Much more likely is the chance that you will receive a therapist that will provide some low-grade palliative treatment such as some form of heat, therapeutic ultrasound, low level traction, electrical stimulation, massage, manual mobilization and instructions to assume positions of least pain, positions which you have already intuitively discovered to provide you with some minimal pain relief. This type of treatment will be given for several sessions as the passage of time provides its reductions of your pain (the natural history). In a few weeks to a few months your pain will, in all likelihood, return, and the whole cycle will be repeated.
Now let’s move on to what I meant when I said, “It’s difficult.” I meant "it's difficult", not just for the patient experiencing the pain, but also for the therapist. To tolerantly explain to a patient that straightening-up and beginning the process of bending backward is the best therapeutic approach, with some patients, can be very time consuming, tedious, frustrating, stressful and understandably met with some resistance and hesitation on the part of the patient. After all, broadly speaking, the therapist is now trying to convince the patient that an increase in pain is a good thing. Keep in mind, the patient has sought out professional help, is paying a fee and has taken the time and effort to come into a clinic to get one thing and one thing only: pain relief, not pain increases.

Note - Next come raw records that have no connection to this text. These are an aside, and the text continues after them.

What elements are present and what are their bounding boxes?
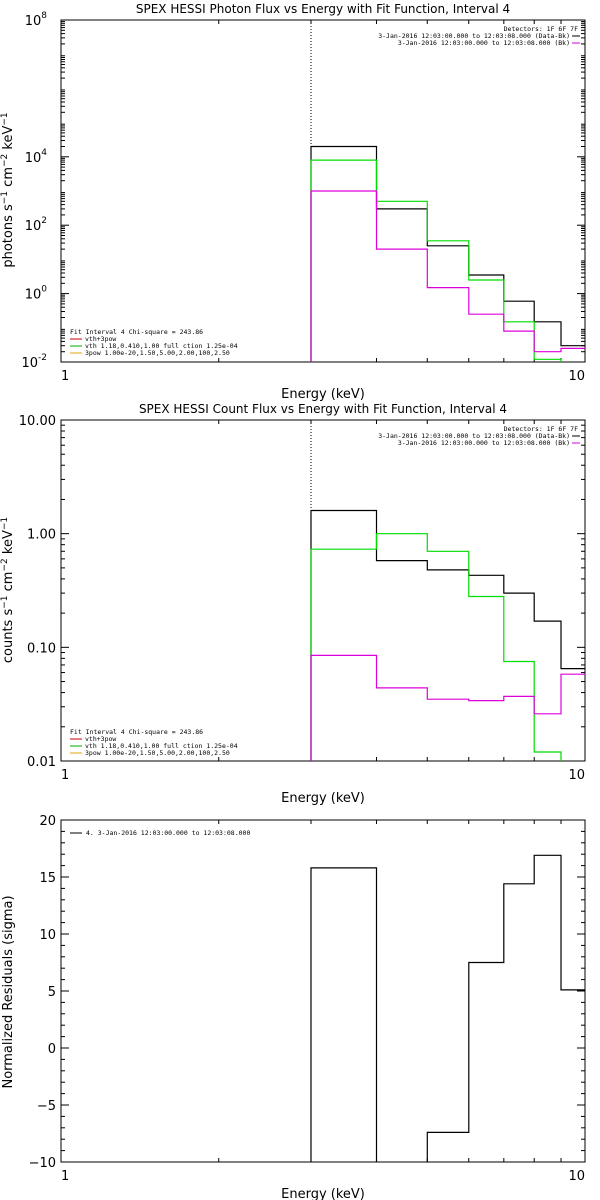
bk-label: 3-Jan-2016 12:03:00.000 to 12:03:08.000 … (398, 39, 570, 47)
pow-params-label: 3pow 1.00e-20,1.50,5.00,2.00,100,2.50 (85, 349, 230, 357)
x-tick-label: 10 (568, 369, 585, 384)
series-line (310, 854, 585, 1162)
x-tick-label: 1 (61, 768, 69, 783)
photon-flux-panel: SPEX HESSI Photon Flux vs Energy with Fi… (0, 2, 586, 402)
y-tick-label: 1.00 (27, 528, 56, 543)
y-tick-label: 100 (25, 285, 48, 303)
series-line (310, 159, 562, 362)
residuals-xlabel: Energy (keV) (281, 1187, 365, 1200)
data-bk-label: 3-Jan-2016 12:03:00.000 to 12:03:08.000 … (378, 32, 570, 40)
series-group (310, 145, 585, 362)
plot-frame (60, 419, 586, 762)
vth-params-label: vth 1.18,0.410,1.00 full ction 1.25e-04 (85, 342, 238, 350)
count-flux-xlabel: Energy (keV) (281, 791, 365, 806)
y-tick-label: −5 (37, 1099, 56, 1114)
count-flux-title: SPEX HESSI Count Flux vs Energy with Fit… (139, 402, 507, 416)
count-flux-panel: SPEX HESSI Count Flux vs Energy with Fit… (0, 402, 586, 806)
series-line (310, 145, 585, 362)
series-line (310, 190, 585, 362)
photon-flux-xlabel: Energy (keV) (281, 387, 365, 402)
y-tick-label: 5 (48, 985, 56, 1000)
fit-model-label: vth+3pow (85, 735, 116, 743)
detectors-label: Detectors: 1F 6F 7F (504, 425, 578, 433)
y-tick-label: −10 (29, 1156, 56, 1171)
x-tick-label: 1 (61, 1169, 69, 1184)
x-tick-label: 10 (568, 1169, 585, 1184)
series-group (310, 854, 585, 1162)
fit-interval-label: Fit Interval 4 Chi-square = 243.86 (70, 328, 203, 336)
y-tick-label: 108 (25, 11, 48, 29)
photon-flux-title: SPEX HESSI Photon Flux vs Energy with Fi… (136, 2, 510, 16)
vth-params-label: vth 1.18,0.410,1.00 full ction 1.25e-04 (85, 742, 238, 750)
plot-frame (60, 819, 586, 1163)
y-tick-label: 20 (39, 814, 56, 829)
plot-frame (60, 19, 586, 363)
y-tick-label: 0 (48, 1042, 56, 1057)
residuals-panel: Energy (keV) Normalized Residuals (sigma… (1, 814, 586, 1200)
fit-interval-label: Fit Interval 4 Chi-square = 243.86 (70, 728, 203, 736)
detectors-label: Detectors: 1F 6F 7F (504, 25, 578, 33)
y-tick-label: 10-2 (21, 353, 47, 371)
x-tick-label: 10 (568, 768, 585, 783)
series-line (310, 509, 585, 761)
y-tick-label: 0.01 (27, 755, 56, 770)
y-tick-label: 15 (39, 871, 56, 886)
fit-model-label: vth+3pow (85, 335, 116, 343)
pow-params-label: 3pow 1.00e-20,1.50,5.00,2.00,100,2.50 (85, 749, 230, 757)
residuals-ylabel: Normalized Residuals (sigma) (1, 895, 16, 1088)
data-bk-label: 3-Jan-2016 12:03:00.000 to 12:03:08.000 … (378, 432, 570, 440)
series-group (310, 509, 585, 761)
residuals-legend-label: 4. 3-Jan-2016 12:03:00.000 to 12:03:08.0… (86, 829, 250, 837)
series-line (310, 654, 585, 761)
y-tick-label: 102 (25, 216, 47, 234)
y-tick-label: 10.00 (19, 414, 56, 429)
count-flux-ylabel: counts s−1 cm−2 keV−1 (0, 517, 16, 663)
y-tick-label: 104 (25, 148, 48, 166)
y-tick-label: 0.10 (27, 641, 56, 656)
bk-label: 3-Jan-2016 12:03:00.000 to 12:03:08.000 … (398, 439, 570, 447)
y-tick-label: 10 (39, 928, 56, 943)
series-line (310, 533, 562, 761)
photon-flux-ylabel: photons s−1 cm−2 keV−1 (0, 112, 16, 267)
x-tick-label: 1 (61, 369, 69, 384)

The process of reducing pain in the leg, at the expense of (temporarily) increasing pain in the lower back is definitely a good sign and is, in fact, one of the best indicators with regard to determining the correct movements and exercises. Additionally, there are now good scientific studies showing that if your pain moves toward the center of your spine (even at the expenses of temporarily increasing central back pain), and the pain decreases in the leg, your chances for a full recovery are excellent. Nevertheless, this can be a “tough sell” to a patient already in pain and desiring quick relief.
For the therapist providing care in a busy clinic, where the therapist is under the pressure of productivity quotas and ratings, in a clinic where other therapists are providing only temporary, palliative treatments, easy-to-apply treatments that are met with minimal, if any, resistance by the patient and doing so in a much less stressful environment, with less time commitment, it can be very tempting for the therapist to take the path of least resistance and begin treating patients with a less labor intensive approach.
Combine 1)Human Nature and 2)the Inherent Difficulty in providing better quality care and it is understandable why “not everyone does it”.
There is one additional issue I want to mention: The reward that comes from doing the right thing. (And yes, many patients do in fact appreciate it.) There is also the satisfaction that comes from being able to successfully treat a patient using your intellectual skills and knowledge rather than simply doing what is “easy”. The choice for a physical therapist, as to which treatment approach to select, is still, red pill or blue pill. I made my choice many years ago.